Indonesia's new president, Prabowo Subianto, has the opportunity to take a bold step toward guaranteeing these workers’ rights by getting parliament to pass the Domestic Workers' Protection Bill (PPRT) and ratify both the International Labour Organization’s Domestic Worker’s Convention and the Violence and Harassment Convention.
Discriminatory gender norms often devalue domestic labor as mere “women’s work.” This devaluation is compounded by the fact that many domestic workers enter the profession as children, some as young as 12. The lack of enforcement of a minimum age of 15 for all sectors of work and the lack of legal recognition of domestic workers as workers leave hundreds of thousands of women and girls exposed to exploitation and abuse.
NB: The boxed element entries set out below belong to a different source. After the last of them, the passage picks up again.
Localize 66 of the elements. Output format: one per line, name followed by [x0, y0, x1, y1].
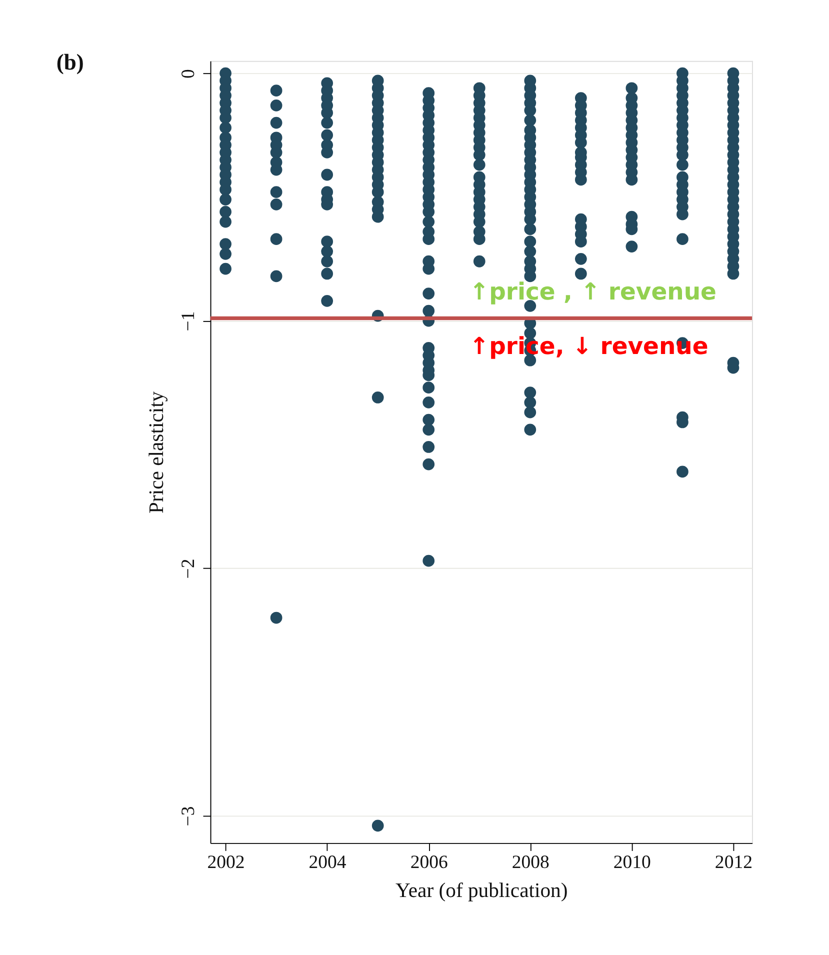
point — [321, 255, 334, 268]
point — [422, 288, 435, 300]
point — [422, 216, 435, 228]
point — [422, 554, 435, 567]
point — [220, 194, 232, 206]
point — [270, 186, 282, 198]
point — [524, 236, 536, 248]
point — [220, 216, 232, 228]
point — [321, 116, 334, 129]
point — [220, 262, 232, 275]
point — [270, 116, 282, 129]
x-tick-label: 2012 — [714, 852, 752, 873]
point — [524, 424, 536, 436]
annotation: ↑price , ↑ revenue — [469, 277, 716, 306]
point — [676, 158, 688, 171]
point — [473, 158, 486, 171]
point — [574, 268, 587, 280]
point — [524, 406, 536, 418]
point — [321, 246, 334, 258]
point — [524, 386, 536, 398]
point — [626, 240, 638, 252]
y-tick-label: −1 — [178, 311, 199, 332]
point — [321, 295, 334, 307]
point — [524, 246, 536, 258]
x-tick-label: 2006 — [410, 852, 448, 873]
point — [270, 270, 282, 282]
point — [422, 414, 435, 426]
point — [422, 382, 435, 394]
x-axis-title: Year (of publication) — [396, 880, 568, 902]
point — [422, 424, 435, 436]
point — [220, 122, 232, 134]
point — [574, 252, 587, 265]
point — [321, 168, 334, 181]
point — [321, 236, 334, 248]
point — [422, 304, 435, 317]
y-axis-title: Price elasticity — [146, 390, 168, 514]
point — [372, 820, 384, 832]
x-tick-label: 2008 — [512, 852, 550, 873]
x-tick-label: 2002 — [207, 852, 245, 873]
x-tick-label: 2010 — [613, 852, 651, 873]
point — [524, 223, 536, 236]
point — [270, 233, 282, 246]
point — [422, 458, 435, 470]
point — [270, 84, 282, 97]
x-tick-label: 2004 — [308, 852, 347, 873]
y-tick-label: 0 — [178, 69, 199, 78]
point — [473, 255, 486, 268]
point — [422, 396, 435, 408]
point — [676, 233, 688, 246]
point — [270, 100, 282, 112]
point — [372, 392, 384, 404]
point — [676, 466, 688, 478]
point — [270, 612, 282, 624]
point — [321, 268, 334, 280]
point — [220, 206, 232, 218]
point — [220, 248, 232, 260]
y-tick-label: −2 — [178, 558, 199, 579]
point — [321, 129, 334, 142]
point — [270, 198, 282, 210]
point — [524, 114, 536, 126]
y-tick-label: −3 — [178, 806, 199, 826]
point — [220, 238, 232, 250]
point — [626, 82, 638, 94]
chart-title: (b) — [56, 49, 84, 74]
point — [524, 396, 536, 408]
point — [422, 441, 435, 453]
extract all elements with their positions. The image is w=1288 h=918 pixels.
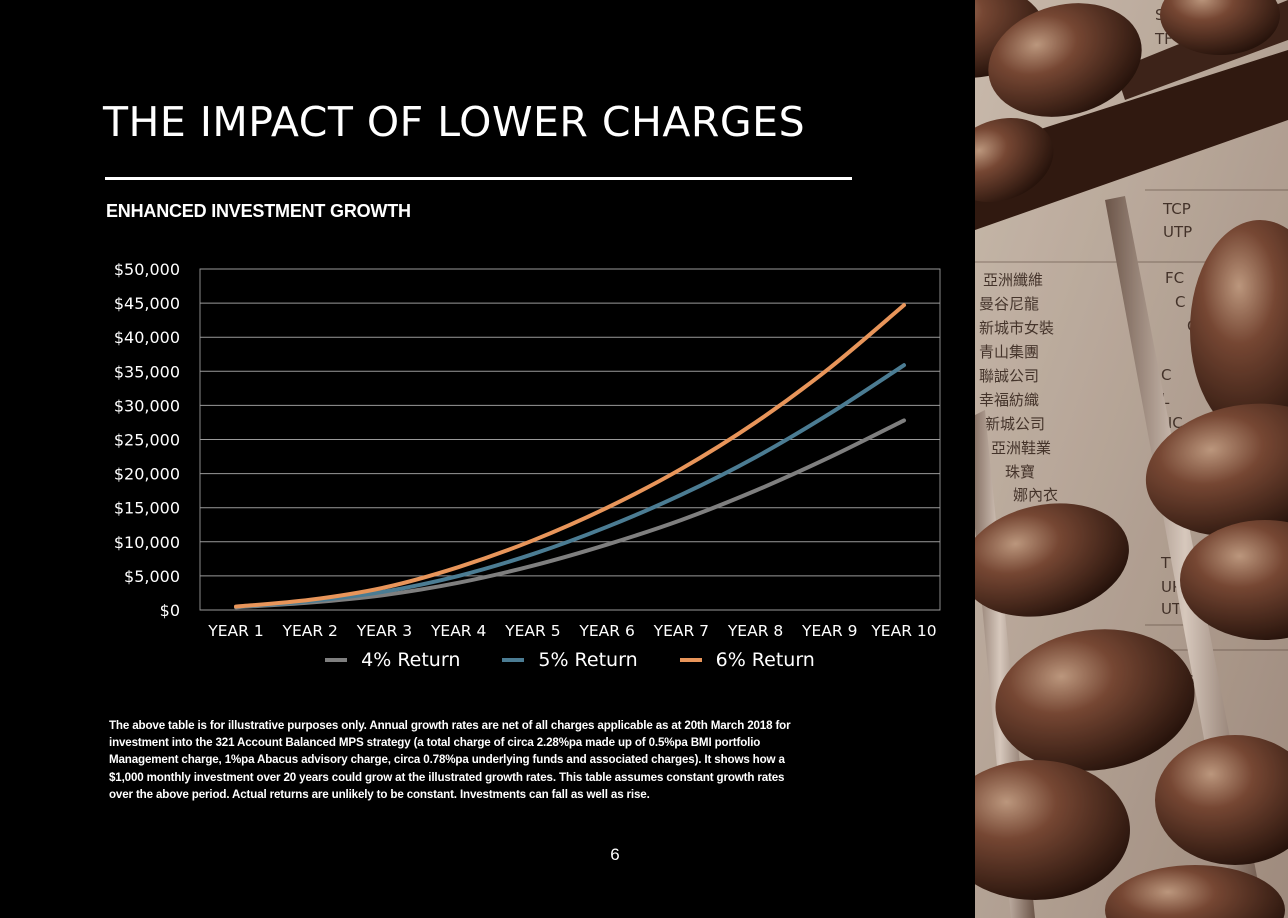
x-tick-label: YEAR 4 [430, 622, 486, 640]
chart-legend: 4% Return 5% Return 6% Return [200, 646, 940, 674]
series-line-4-return [234, 418, 906, 610]
legend-item: 6% Return [679, 649, 815, 671]
x-tick-label: YEAR 2 [282, 622, 338, 640]
disclaimer-text: The above table is for illustrative purp… [109, 719, 791, 801]
abacus-photo: 亞洲纖維 曼谷尼龍 新城市女裝 青山集團 聯誠公司 幸福紡織 新城公司 亞洲鞋業… [975, 0, 1288, 918]
page-title: THE IMPACT OF LOWER CHARGES [103, 98, 806, 146]
x-tick-label: YEAR 9 [801, 622, 857, 640]
svg-text:青山集團: 青山集團 [979, 343, 1039, 361]
svg-text:UTP: UTP [1163, 223, 1192, 241]
title-divider [105, 177, 852, 180]
svg-text:TCP: TCP [1162, 200, 1191, 218]
svg-text:UT: UT [1161, 600, 1182, 618]
x-tick-label: YEAR 8 [727, 622, 783, 640]
y-tick-label: $20,000 [114, 465, 180, 484]
page-number: 6 [610, 845, 620, 864]
x-tick-label: YEAR 10 [870, 622, 936, 640]
y-tick-label: $50,000 [114, 260, 180, 279]
svg-text:C: C [1161, 366, 1171, 384]
legend-label: 4% Return [361, 649, 461, 671]
series-line-5-return [234, 363, 906, 609]
svg-text:幸福紡織: 幸福紡織 [979, 391, 1039, 409]
y-tick-label: $5,000 [124, 567, 180, 586]
svg-text:亞洲纖維: 亞洲纖維 [983, 271, 1043, 289]
legend-label: 6% Return [715, 649, 815, 671]
content-panel: THE IMPACT OF LOWER CHARGES ENHANCED INV… [103, 98, 941, 864]
legend-swatch [325, 658, 348, 662]
y-tick-label: $10,000 [114, 533, 180, 552]
x-tick-label: YEAR 1 [207, 622, 263, 640]
svg-text:FC: FC [1165, 269, 1184, 287]
svg-text:娜內衣: 娜內衣 [1013, 486, 1058, 504]
svg-text:聯誠公司: 聯誠公司 [979, 367, 1039, 385]
x-tick-label: YEAR 5 [504, 622, 560, 640]
svg-text:新城市女裝: 新城市女裝 [979, 319, 1054, 337]
series-line-6-return [234, 303, 906, 609]
svg-text:L: L [1161, 390, 1170, 408]
y-tick-label: $15,000 [114, 499, 180, 518]
y-tick-label: $40,000 [114, 328, 180, 347]
x-tick-label: YEAR 7 [653, 622, 709, 640]
svg-text:C: C [1175, 293, 1185, 311]
y-tick-label: $45,000 [114, 294, 180, 313]
legend-label: 5% Return [538, 649, 638, 671]
legend-swatch [679, 658, 702, 662]
legend-swatch [502, 658, 525, 662]
y-tick-label: $35,000 [114, 362, 180, 381]
section-subtitle: ENHANCED INVESTMENT GROWTH [106, 201, 411, 221]
y-tick-label: $30,000 [114, 396, 180, 415]
y-tick-label: $25,000 [114, 431, 180, 450]
legend-item: 4% Return [325, 649, 460, 671]
svg-text:S: S [1155, 6, 1165, 24]
growth-line-chart: $0 $5,000 $10,000 $15,000 $20,000 $25,000 $30,… [114, 260, 941, 640]
svg-text:珠寶: 珠寶 [1005, 463, 1035, 481]
abacus-photo-image: 亞洲纖維 曼谷尼龍 新城市女裝 青山集團 聯誠公司 幸福紡織 新城公司 亞洲鞋業… [975, 0, 1288, 918]
x-tick-label: YEAR 3 [356, 622, 412, 640]
y-tick-label: $0 [160, 601, 180, 620]
legend-item: 5% Return [502, 649, 638, 671]
svg-text:曼谷尼龍: 曼谷尼龍 [979, 295, 1039, 313]
svg-text:亞洲鞋業: 亞洲鞋業 [991, 439, 1051, 457]
svg-text:新城公司: 新城公司 [985, 415, 1045, 433]
x-tick-label: YEAR 6 [578, 622, 634, 640]
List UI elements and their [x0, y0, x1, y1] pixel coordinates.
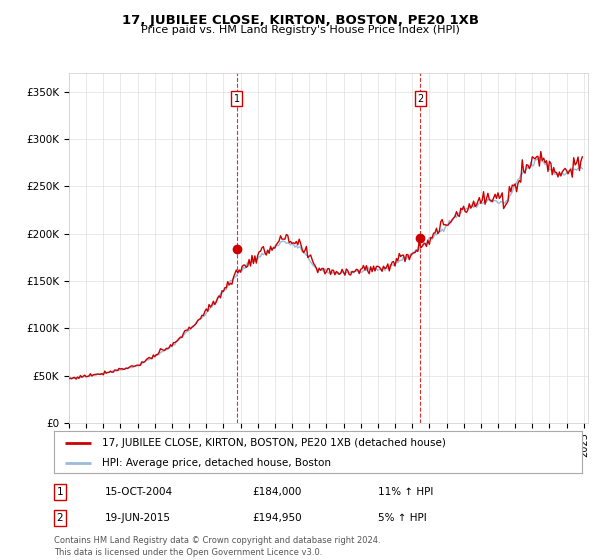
Text: 2: 2 [417, 94, 423, 104]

Despite years of advocacy by activists, trade unions, civil society groups, and human rights organizations, including Human Rights Watch, previous Indonesian governments have not taken steps to bring needed reforms. Jala PRT has spent two decades advocating for parliament to pass the Domestic Workers’ Protection Bill, which contains significant improvements for the recognition of domestic workers’ rights, including protection from violence and exploitation. Yet this bill has been stalled for 20 years in parliament due to a persistent lack of political will.
The Indonesian government should not delay any longer and pass the bill, recognizing the legal protections its millions of domestic workers are entitled but have long been denied.